A surrogate primary key is a primary key generated by the database, usually a sequence-generated integer. A foreign key is a reference in one table to a primary key (usually surrogate) in another table. Finally, a join is a query that matches values in one column to values in another column. One very common kind of join matches a foreign key to the surrogate primary key it references.
Returning to logical models and normal forms: normalization basically means storing a value in just one place, assigning it a surrogate key there, and representing the value elsewhere with foreign keys that reference the surrogate key. Denormalization does just the opposite; it stores a value repeatedly. The more you normalize, the more joining you have to do. But the more you normalize, the fewer opportunities exist for data-quality problems. (For example, if an employee’s last name is only stored in one place, you only have to correct a misspelled last name in once place.) Also, the more you normalize, the less space you use, both on disk and during I/O. Those are the essential trade-offs that motivate the architectural patterns defining the various classes of relational database.
Note that the trade-offs among join overhead, data quality, and I/O are related to, but not quite the same as, the old programming heuristic that trades space for speed. In analytical contexts we generally avoid normalizing, thereby using more space, in order to achieve more speed. In transaction-processing contexts, we mostly normalize to achieve more speed. In part, which way we go depends on what kind of speed we’re after. Analytical speed involves traversing a great deal of data, sometimes computing on and outputting a lot of it in the process. Transactional speed is mostly about performing a single create, read, update, or delete (CRUD) operation.
We said above that a logical model should be in 3NF. This form approximates the degree of normalization common in online transaction processing (OLTP) database applications (the sort of application that processes things like retail sales, expense reports, and time cards). The architecture of such databases eliminates most common forms of denormalization.
The last type of data model is a physical model. (Note that we have defined a logical model as a 3NF physical model. That’s important: a logical model is basically a canonical physical model.) A physical model uses various normalization and/or denormalization techniques to transform a logical model into a form suitable for a specific use case defined mainly by its input/output (I/O) and data-quality requirements. For example, master data management (MDM) servers have very stringent data-quality requirements (because their job is to be the source of record for a few widely shared entity types), and they mostly receive and send one entity at a time. So, if the MDM server’s peak throughput requirements (in entities per second) are low enough that the server can do a lot of joining and still keep up with its I/O load, the MDM server’s physical model might be even more normalized than 3NF. At the other extreme, a data cube completely denormalizes its data, even avoiding joins; it is a single massive table containing nothing but values.
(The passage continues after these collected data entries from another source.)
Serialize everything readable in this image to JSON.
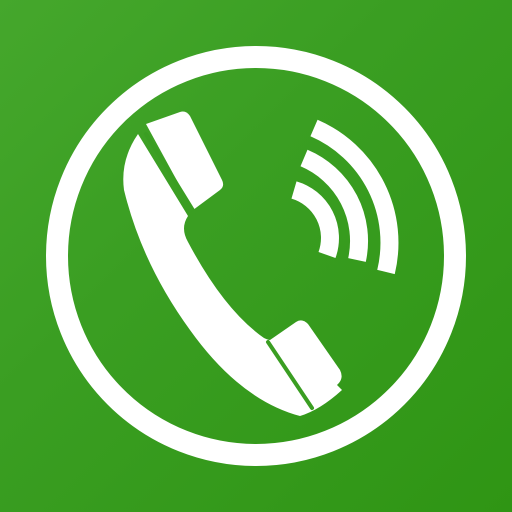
{
  "app_icon": {
    "icon": "phone-call-icon",
    "parts": [
      "ring-outline",
      "phone-handset-icon",
      "signal-waves-icon"
    ]
  },
  "colors": {
    "background_start": "#45a72c",
    "background_end": "#2f9514",
    "foreground": "#ffffff"
  }
}
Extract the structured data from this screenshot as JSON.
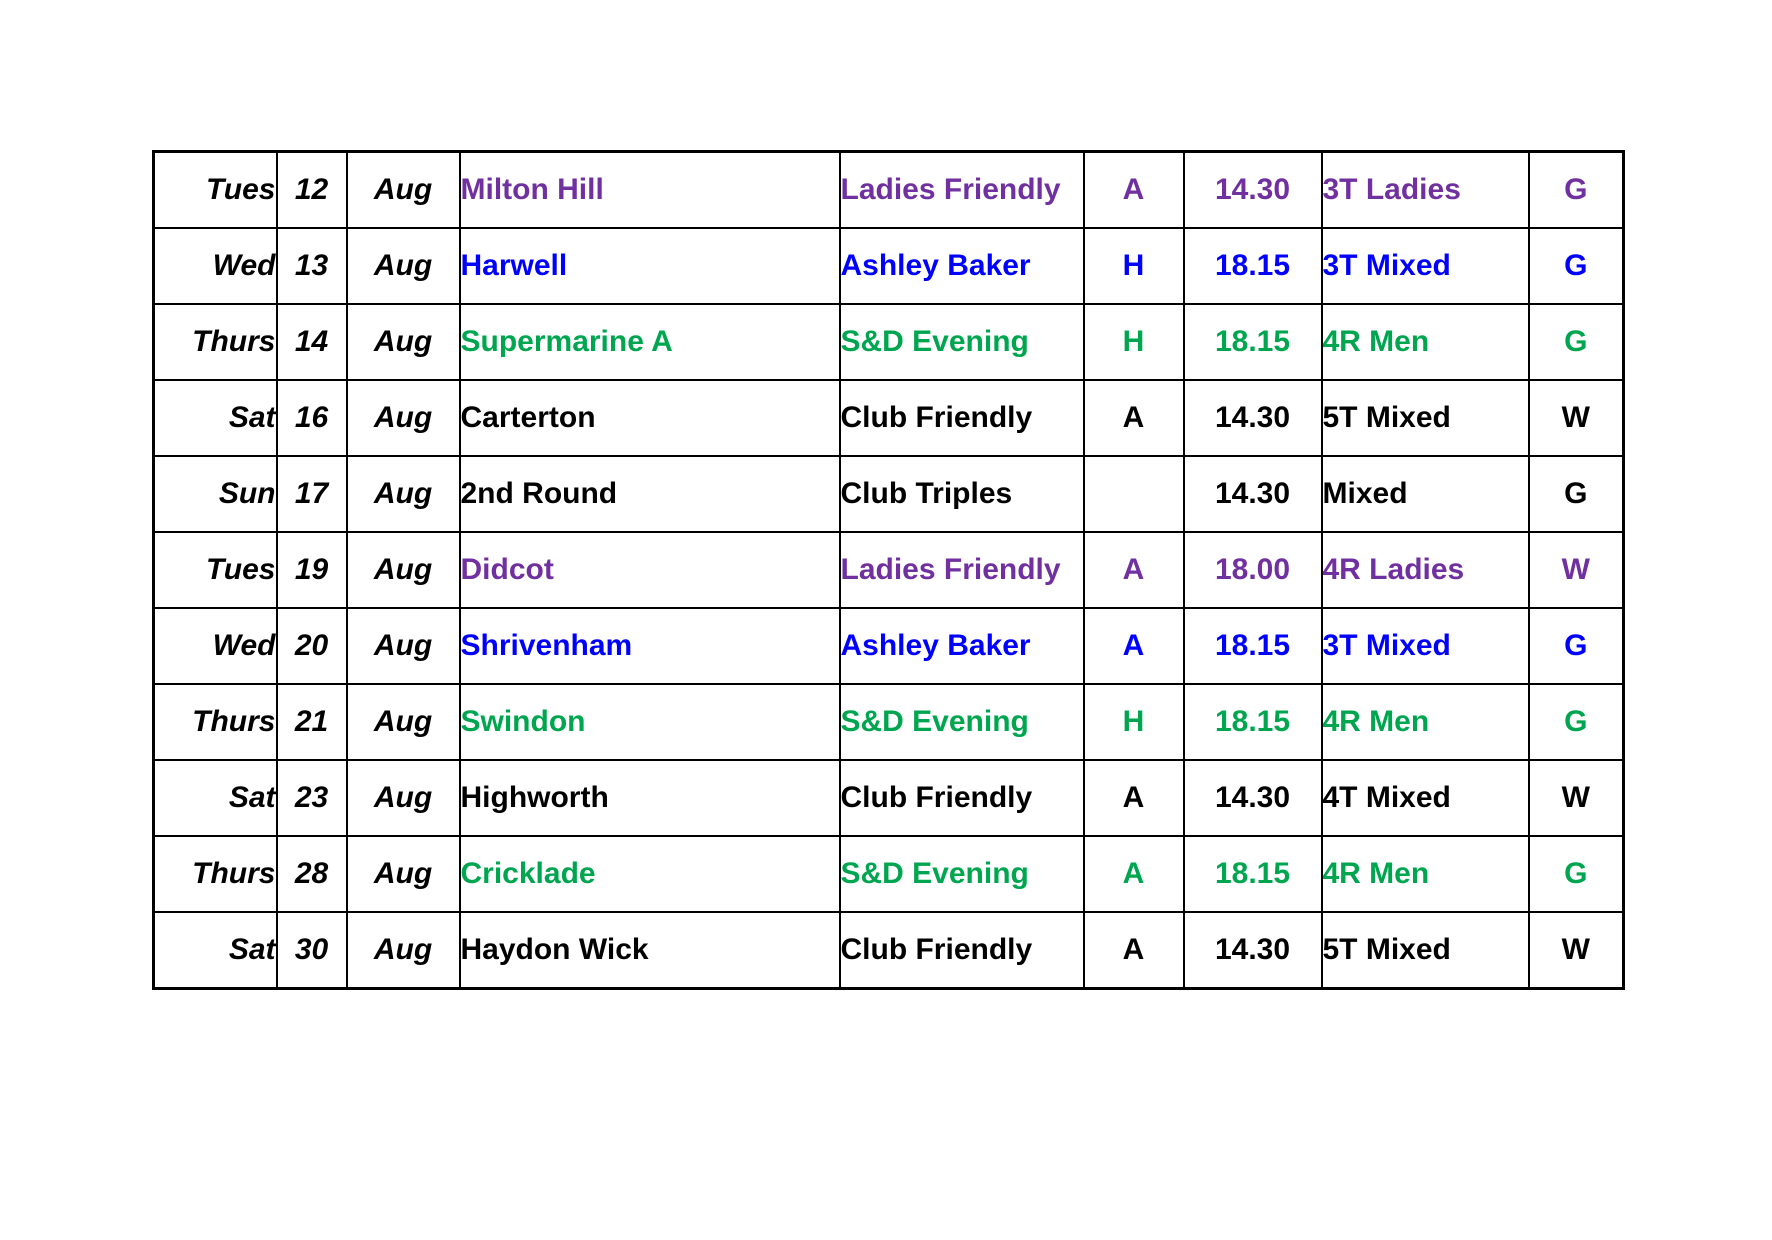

Online analytical processing (OLAP) tools are designed to sift through cubes very quickly while applying various kinds of “slice and dice” operations over a substantial subset of the data, for example averaging a dollar amount over a time period and geography.
In our next post we’ll present all of the major relational architectures, describing them in terms of their (de)normalization, join, and I/O patterns. For now, remember that normalization favors transaction processing, while denormalization favors analytical processing. Much of the craft of data architecture lies in understanding when, how, and why to (de)normalize.